In [Van Beeumen, et. al, HPC Asia 2020,
https://www.doi.org/10.1145/3368474.3368497] a scalable and matrix-free
eigensolver was proposed for studying the many-body localization (MBL)
transition of two-level quantum spin chain models with nearest-neighbor $XX+YY$
interactions plus $Z$ terms. This type of problem is computationally
challenging because the vector space dimension grows exponentially with the
physical system size, and averaging over different configurations of the random
disorder is needed to obtain relevant statistical behavior. For each eigenvalue
problem, eigenvalues from different regions of the spectrum and their
corresponding eigenvectors need to be computed.

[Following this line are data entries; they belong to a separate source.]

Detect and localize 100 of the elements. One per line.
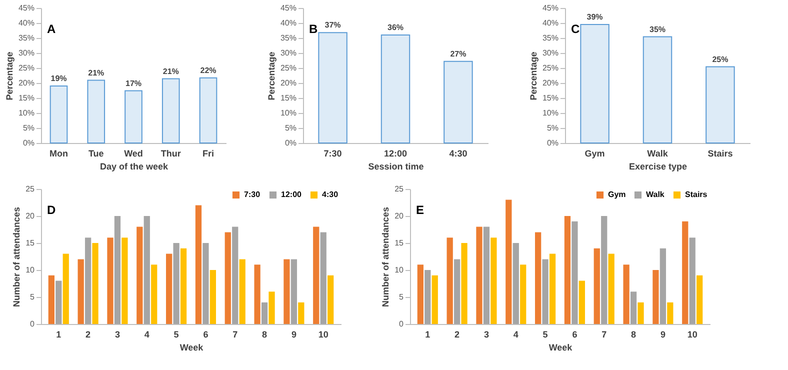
y-tick-label: 10 — [26, 266, 36, 274]
x-tick-label: Thur — [160, 148, 182, 158]
bar — [483, 226, 490, 324]
bar — [290, 259, 298, 324]
x-tick-label: 8 — [631, 330, 636, 340]
x-tick-label: 2 — [86, 330, 91, 340]
y-tick-label: 35% — [18, 34, 34, 42]
x-axis-title: Week — [180, 342, 204, 352]
bar — [594, 248, 600, 324]
bar — [62, 254, 69, 324]
bar — [48, 275, 54, 324]
bar — [512, 243, 519, 324]
y-tick-label: 25 — [26, 184, 36, 194]
bar — [454, 259, 460, 324]
x-tick-label: Wed — [124, 148, 143, 158]
legend-label: Walk — [646, 190, 665, 199]
bar — [549, 254, 556, 324]
x-tick-label: 1 — [56, 330, 62, 340]
bar — [444, 60, 473, 144]
legend-label: 4:30 — [322, 190, 339, 199]
y-tick-label: 15% — [542, 94, 558, 102]
legend-label: 7:30 — [244, 190, 261, 199]
y-tick-label: 45% — [18, 4, 34, 12]
y-tick-label: 45% — [542, 4, 558, 12]
x-axis-title: Week — [548, 342, 574, 352]
y-tick-label: 0% — [22, 138, 34, 148]
y-tick-label: 10 — [394, 266, 404, 274]
x-axis-title: Day of the week — [100, 162, 169, 172]
y-tick-label: 5 — [399, 292, 404, 302]
x-tick-label: Tue — [88, 148, 104, 158]
x-tick-label: 4:30 — [449, 148, 468, 158]
bar — [652, 270, 659, 324]
data-label: 36% — [387, 23, 404, 32]
bar — [298, 302, 304, 324]
bar — [535, 232, 542, 324]
bar — [320, 232, 326, 324]
bar — [417, 264, 424, 324]
x-tick-label: 4 — [144, 330, 150, 340]
y-tick-label: 0 — [399, 320, 404, 328]
bar — [706, 66, 735, 144]
text: E — [416, 203, 424, 217]
data-label: 21% — [88, 68, 104, 78]
x-tick-label: 7:30 — [324, 148, 342, 158]
y-tick-label: 20 — [26, 212, 36, 220]
x-tick-label: 9 — [660, 330, 666, 340]
x-tick-label: Stairs — [708, 148, 733, 158]
data-label: 21% — [162, 66, 179, 76]
y-tick-label: 5 — [30, 292, 36, 302]
bar — [506, 200, 512, 324]
x-tick-label: 3 — [484, 330, 489, 340]
x-tick-label: Fri — [202, 148, 214, 158]
y-tick-label: 30% — [18, 48, 34, 58]
y-tick-label: 40% — [542, 18, 558, 28]
data-label: 22% — [200, 66, 216, 75]
y-tick-label: 25 — [394, 184, 404, 194]
x-tick-label: 7 — [232, 330, 238, 340]
x-tick-label: 2 — [454, 330, 460, 340]
bar — [682, 221, 688, 324]
bar — [136, 226, 143, 324]
bar — [78, 259, 84, 324]
x-tick-label: 5 — [174, 330, 179, 340]
y-tick-label: 10% — [18, 108, 34, 118]
bar — [642, 36, 672, 144]
data-label: 17% — [125, 78, 142, 88]
bar — [520, 264, 526, 324]
legend-label: Stairs — [685, 190, 708, 199]
y-tick-label: 25% — [18, 64, 34, 72]
bar — [667, 302, 674, 324]
x-tick-label: 3 — [114, 330, 120, 340]
bar — [380, 34, 410, 144]
bar — [476, 226, 482, 324]
bar — [623, 264, 630, 324]
x-tick-label: Walk — [647, 148, 669, 158]
y-tick-label: 5% — [546, 124, 558, 132]
y-tick-label: 5% — [284, 124, 296, 132]
bar — [84, 238, 92, 324]
bar — [202, 243, 209, 324]
x-tick-label: Mon — [50, 148, 68, 158]
y-tick-label: 40% — [18, 18, 34, 28]
x-tick-label: Gym — [584, 148, 605, 158]
x-tick-label: 10 — [687, 330, 698, 340]
data-label: 25% — [712, 54, 728, 64]
text: B — [309, 22, 318, 36]
text: A — [47, 22, 56, 36]
x-tick-label: 4 — [513, 330, 518, 340]
y-tick-label: 15 — [394, 238, 404, 248]
bar — [162, 78, 180, 144]
y-axis-title: Number of attendances — [380, 206, 391, 308]
bar — [432, 275, 438, 324]
bar — [490, 238, 497, 324]
bar — [173, 243, 180, 324]
x-axis-title: Session time — [368, 162, 424, 172]
text: D — [47, 203, 56, 217]
bar — [144, 216, 150, 324]
y-tick-label: 20% — [18, 78, 34, 88]
y-tick-label: 15% — [280, 94, 296, 102]
bar — [107, 238, 114, 324]
y-tick-label: 15% — [18, 94, 34, 102]
y-tick-label: 45% — [280, 4, 296, 12]
data-label: 39% — [586, 12, 603, 22]
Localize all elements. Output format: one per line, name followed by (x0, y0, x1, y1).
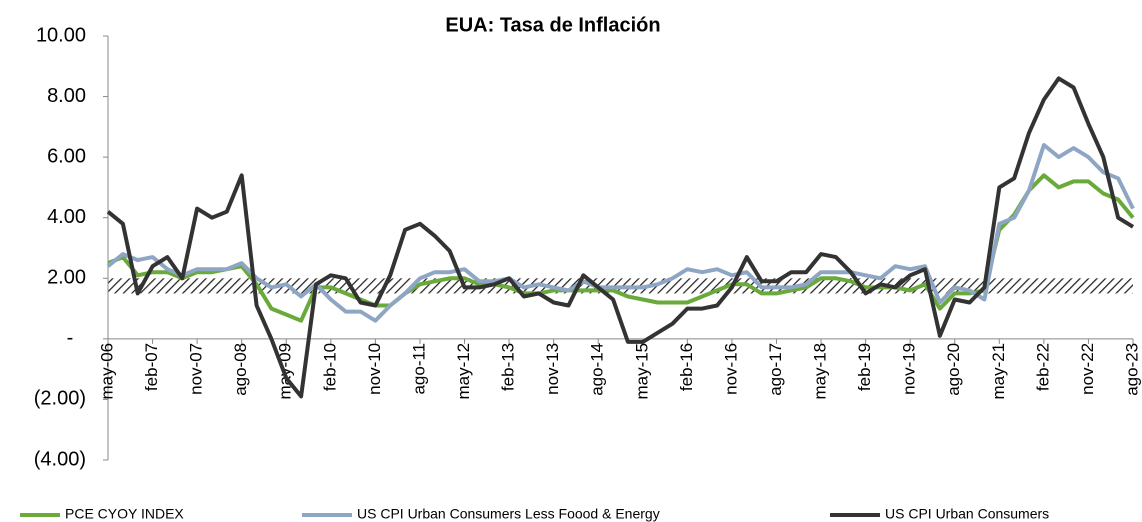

Traditionally, the interior
eigenstates for a single eigenvalue problem are computed via the
shift-and-invert Lanczos algorithm. Due to the extremely high memory footprint
of the LU factorizations, this technique is not well suited for large number of
spins $L$, e.g., one needs thousands of compute nodes on modern high
performance computing infrastructures to go beyond $L = 24$. The matrix-free
approach does not suffer from this memory bottleneck, however, its scalability
is limited by a computation and communication imbalance. We present a few
strategies to reduce this imbalance and to significantly enhance the
scalability of the matrix-free eigensolver. To optimize the communication
performance, we leverage the consistent space runtime, CSPACER, and show its
efficiency in accelerating the MBL irregular communication patterns at scale
compared to optimized MPI non-blocking two-sided and one-sided RMA
implementation variants. The efficiency and effectiveness of the proposed
algorithm is demonstrated by computing eigenstates on a massively parallel
many-core high performance computer.